Overdeck began doing easy math problems with her kids as part of their bedtime routines when her youngest daughter was 2. When her other children starting asking for their own problems, she decided it was time to share her success.

Now her nonprofit website, bedtimemath.org, offers nightly math stories—where anecdotes about space travel and rubber ducks end with age-appropriate questions—to tens of thousands of parents. Inspire a love of math in your children with some of Overdeck’s fun tips.

5 Fun Ways to Learn Math

  • Create spirograph artArtistic types will love to create symmetrical flowers and designs, and children can count points while exploring patterns and geometry.
  • Play games! Chutes and Ladders and Candy Land show number sequences and build math skills naturally. Older kids can play Scrabble, where they double and triple points.
  • Learn with LEGOs! How many dots does this block have? How much of this piece will cover up the other one? Children add, multiply and get comfortable with numbers in a playful, under-the-radar way.
  • Start a project! Overdeck acquired her positive view of math by cooking with her mother and doing carpentry with her father.
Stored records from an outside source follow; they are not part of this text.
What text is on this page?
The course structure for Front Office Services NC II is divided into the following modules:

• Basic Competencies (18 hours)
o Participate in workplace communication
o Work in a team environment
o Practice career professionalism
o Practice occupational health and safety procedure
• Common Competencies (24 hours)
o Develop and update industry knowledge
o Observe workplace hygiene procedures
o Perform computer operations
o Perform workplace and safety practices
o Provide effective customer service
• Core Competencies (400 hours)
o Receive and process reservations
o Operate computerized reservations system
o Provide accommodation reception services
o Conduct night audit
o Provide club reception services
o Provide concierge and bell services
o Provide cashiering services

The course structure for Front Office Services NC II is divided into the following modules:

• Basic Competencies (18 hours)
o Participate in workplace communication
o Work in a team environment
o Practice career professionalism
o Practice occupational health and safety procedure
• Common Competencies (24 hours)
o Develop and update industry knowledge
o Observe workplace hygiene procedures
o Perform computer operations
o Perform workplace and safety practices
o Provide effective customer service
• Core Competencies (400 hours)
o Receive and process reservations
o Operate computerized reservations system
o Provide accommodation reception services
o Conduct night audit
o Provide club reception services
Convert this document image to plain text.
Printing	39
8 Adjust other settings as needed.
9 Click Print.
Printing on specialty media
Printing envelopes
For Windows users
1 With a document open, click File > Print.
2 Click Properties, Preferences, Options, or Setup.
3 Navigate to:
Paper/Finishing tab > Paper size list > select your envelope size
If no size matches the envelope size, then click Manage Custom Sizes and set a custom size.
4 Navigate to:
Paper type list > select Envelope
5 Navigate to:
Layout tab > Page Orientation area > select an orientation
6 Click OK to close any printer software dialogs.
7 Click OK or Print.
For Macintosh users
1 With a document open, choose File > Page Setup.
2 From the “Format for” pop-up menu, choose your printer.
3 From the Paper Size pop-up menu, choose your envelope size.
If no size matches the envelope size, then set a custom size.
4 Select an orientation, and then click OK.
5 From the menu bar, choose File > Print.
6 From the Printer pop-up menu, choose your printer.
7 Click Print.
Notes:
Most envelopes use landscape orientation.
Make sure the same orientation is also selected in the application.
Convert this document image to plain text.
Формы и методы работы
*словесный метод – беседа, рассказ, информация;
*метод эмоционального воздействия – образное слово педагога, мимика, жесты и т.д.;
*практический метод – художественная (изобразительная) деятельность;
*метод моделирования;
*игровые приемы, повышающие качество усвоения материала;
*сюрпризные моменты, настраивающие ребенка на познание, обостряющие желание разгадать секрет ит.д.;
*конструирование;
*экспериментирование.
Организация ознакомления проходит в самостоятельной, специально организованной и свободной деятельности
Counting money, grocery shopping and real-life projects are great math moments.
  • Explore interests! Add math to whatever your children discuss at dinner, like their fascination with ninjas or video games. “It’s not stressful when you’re mixing math into everyday life,” she says.

Best Math Apps

Three apps that Overdeck’s children find engaging:

  • Bedtime Math—Kids can click the math problem of the day or explore over 400 additional math problems with various zany topics, from electric eels and chocolate chips to roller coasters and flamingos, at three skill levels.
  • Dragonbox Algebra—This award- winning educational game secretly teaches young kids algebra in a low-stress environment as children ages 5-12 learn the basics through 200 levels of puzzle-style games, and, more than 350 levels cover more advanced topics for children age 12 and up.
  • Math Ninja—Say goodbye to traditional flash cards and hello to ninja stars, smoke bombs and ninja magic in this action-packed, customizable game in which kids use addition, subtraction, multiplication and division skills to defend their tree house castle from a hungry tomato and his robotic army.